LGBTQI lobby group Stonewall said it was good McEwan acknowledged the hurt he caused, but his comments “did nothing to help” transgender people and would only further isolate them and “entrench transphobic attitudes.”

Not what we want. But is that always the case? Or are the public airing, the ensuing criticism, and clarification actually often a crucial part of social change? We don’t automatically imbibe the way other people think, nor should we. And there is an enormous amount of dissent in this space, especially within the LGBTQI community. History tells us censoring views doesn’t protect basic rights, it quashes them. If we don’t exercise our brains by listening to those with whom we disagree, our intellectual muscles will become flaccid. And ignorance is fuelled by lack of exposure and information.
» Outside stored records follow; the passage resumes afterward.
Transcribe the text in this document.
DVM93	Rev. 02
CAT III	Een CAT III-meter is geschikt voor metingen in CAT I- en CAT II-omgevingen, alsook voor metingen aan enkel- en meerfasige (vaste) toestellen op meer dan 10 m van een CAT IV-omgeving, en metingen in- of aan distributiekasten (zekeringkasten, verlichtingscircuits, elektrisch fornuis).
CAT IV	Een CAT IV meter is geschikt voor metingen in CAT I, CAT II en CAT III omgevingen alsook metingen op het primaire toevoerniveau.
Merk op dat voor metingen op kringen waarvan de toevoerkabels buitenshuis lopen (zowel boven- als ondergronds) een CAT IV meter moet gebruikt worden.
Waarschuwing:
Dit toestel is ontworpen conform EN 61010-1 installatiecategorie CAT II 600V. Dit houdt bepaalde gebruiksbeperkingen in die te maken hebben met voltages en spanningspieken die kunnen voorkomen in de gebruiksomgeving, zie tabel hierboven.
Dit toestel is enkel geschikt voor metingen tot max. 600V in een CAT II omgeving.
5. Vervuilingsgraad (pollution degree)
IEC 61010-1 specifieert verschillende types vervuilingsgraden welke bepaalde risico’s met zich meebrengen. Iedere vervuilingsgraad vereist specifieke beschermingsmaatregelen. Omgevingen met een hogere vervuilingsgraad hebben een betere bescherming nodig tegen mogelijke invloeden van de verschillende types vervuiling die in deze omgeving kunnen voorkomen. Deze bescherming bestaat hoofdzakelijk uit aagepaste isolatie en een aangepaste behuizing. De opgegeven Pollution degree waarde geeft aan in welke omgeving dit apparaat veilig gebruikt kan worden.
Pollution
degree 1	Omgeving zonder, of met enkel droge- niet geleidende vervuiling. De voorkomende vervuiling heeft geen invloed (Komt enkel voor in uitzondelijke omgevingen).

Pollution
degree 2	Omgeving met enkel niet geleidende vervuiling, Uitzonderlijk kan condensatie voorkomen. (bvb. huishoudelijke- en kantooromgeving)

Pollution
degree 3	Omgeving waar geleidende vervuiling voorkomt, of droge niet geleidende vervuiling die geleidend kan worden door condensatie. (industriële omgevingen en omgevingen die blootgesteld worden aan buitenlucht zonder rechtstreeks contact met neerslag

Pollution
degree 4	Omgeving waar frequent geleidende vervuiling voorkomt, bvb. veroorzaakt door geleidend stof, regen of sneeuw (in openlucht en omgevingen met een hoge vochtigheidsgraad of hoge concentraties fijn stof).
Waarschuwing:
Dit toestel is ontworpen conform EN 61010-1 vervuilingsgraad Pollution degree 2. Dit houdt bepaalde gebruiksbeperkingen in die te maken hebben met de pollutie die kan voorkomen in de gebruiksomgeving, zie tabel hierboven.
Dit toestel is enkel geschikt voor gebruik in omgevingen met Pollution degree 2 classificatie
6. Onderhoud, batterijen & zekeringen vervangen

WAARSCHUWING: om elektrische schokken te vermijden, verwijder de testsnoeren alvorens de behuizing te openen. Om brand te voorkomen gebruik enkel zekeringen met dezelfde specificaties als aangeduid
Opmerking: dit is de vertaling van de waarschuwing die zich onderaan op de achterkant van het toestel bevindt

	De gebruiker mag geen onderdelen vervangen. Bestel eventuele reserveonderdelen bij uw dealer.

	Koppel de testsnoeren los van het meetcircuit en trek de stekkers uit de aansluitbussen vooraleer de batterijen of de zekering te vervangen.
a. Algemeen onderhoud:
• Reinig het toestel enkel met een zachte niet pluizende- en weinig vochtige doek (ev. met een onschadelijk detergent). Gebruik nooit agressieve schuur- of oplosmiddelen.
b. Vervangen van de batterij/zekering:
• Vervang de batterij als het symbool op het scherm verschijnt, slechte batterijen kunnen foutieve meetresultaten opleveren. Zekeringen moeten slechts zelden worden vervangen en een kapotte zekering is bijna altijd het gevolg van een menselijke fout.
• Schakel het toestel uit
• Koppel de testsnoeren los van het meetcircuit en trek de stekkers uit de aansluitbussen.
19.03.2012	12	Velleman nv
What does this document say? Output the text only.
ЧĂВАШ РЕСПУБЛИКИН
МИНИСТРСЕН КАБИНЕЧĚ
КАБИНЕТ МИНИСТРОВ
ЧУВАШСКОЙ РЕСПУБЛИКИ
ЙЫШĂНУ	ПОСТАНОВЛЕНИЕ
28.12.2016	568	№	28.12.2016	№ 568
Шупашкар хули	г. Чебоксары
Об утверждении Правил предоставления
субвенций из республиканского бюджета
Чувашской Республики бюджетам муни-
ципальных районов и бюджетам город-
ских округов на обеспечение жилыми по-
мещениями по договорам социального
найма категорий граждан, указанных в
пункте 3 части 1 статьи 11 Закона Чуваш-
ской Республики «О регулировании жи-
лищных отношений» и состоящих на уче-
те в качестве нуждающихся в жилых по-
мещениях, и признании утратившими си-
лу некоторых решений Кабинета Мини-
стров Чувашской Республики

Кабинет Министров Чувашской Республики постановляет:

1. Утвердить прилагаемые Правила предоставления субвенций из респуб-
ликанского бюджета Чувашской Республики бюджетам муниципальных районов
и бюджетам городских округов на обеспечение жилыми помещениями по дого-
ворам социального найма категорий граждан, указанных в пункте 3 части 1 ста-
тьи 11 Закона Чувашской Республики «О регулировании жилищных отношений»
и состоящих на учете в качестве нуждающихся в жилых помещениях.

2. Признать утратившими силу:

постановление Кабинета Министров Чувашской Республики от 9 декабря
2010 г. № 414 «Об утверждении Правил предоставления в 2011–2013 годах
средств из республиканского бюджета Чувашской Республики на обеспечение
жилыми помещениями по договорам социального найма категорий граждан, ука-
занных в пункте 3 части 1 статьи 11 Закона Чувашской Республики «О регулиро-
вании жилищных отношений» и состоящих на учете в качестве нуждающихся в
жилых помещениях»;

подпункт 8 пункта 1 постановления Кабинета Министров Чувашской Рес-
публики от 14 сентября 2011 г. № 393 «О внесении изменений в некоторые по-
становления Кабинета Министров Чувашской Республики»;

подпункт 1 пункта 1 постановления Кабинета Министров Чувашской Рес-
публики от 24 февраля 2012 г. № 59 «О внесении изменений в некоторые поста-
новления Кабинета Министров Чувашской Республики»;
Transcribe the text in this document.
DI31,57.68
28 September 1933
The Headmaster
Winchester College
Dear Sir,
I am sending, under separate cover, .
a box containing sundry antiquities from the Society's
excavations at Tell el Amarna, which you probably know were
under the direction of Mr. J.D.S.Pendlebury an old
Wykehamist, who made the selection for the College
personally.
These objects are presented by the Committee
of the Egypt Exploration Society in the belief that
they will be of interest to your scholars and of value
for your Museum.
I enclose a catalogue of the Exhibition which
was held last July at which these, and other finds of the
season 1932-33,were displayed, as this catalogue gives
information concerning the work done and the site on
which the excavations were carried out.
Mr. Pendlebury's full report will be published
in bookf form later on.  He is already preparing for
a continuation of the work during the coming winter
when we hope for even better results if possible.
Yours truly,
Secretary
We must be able to say stupid things, and ask stupid questions. And if we only allow a small group of people to speak about gender, we will place sustained pressure on the small number of trans people in the public eye who are expected to be able to publicly transition, relentlessly explain their decision, counter ignorance and carry the can for the rest of the community every day – an exhausting load. It’s not their job to educate us.

Transphobia is ugly and must be fought. And I reckon the airing – and combating – of ill-informed ideas is often the best way to usher them out. For we are surely getting to the point when ignorance can no longer be an excuse.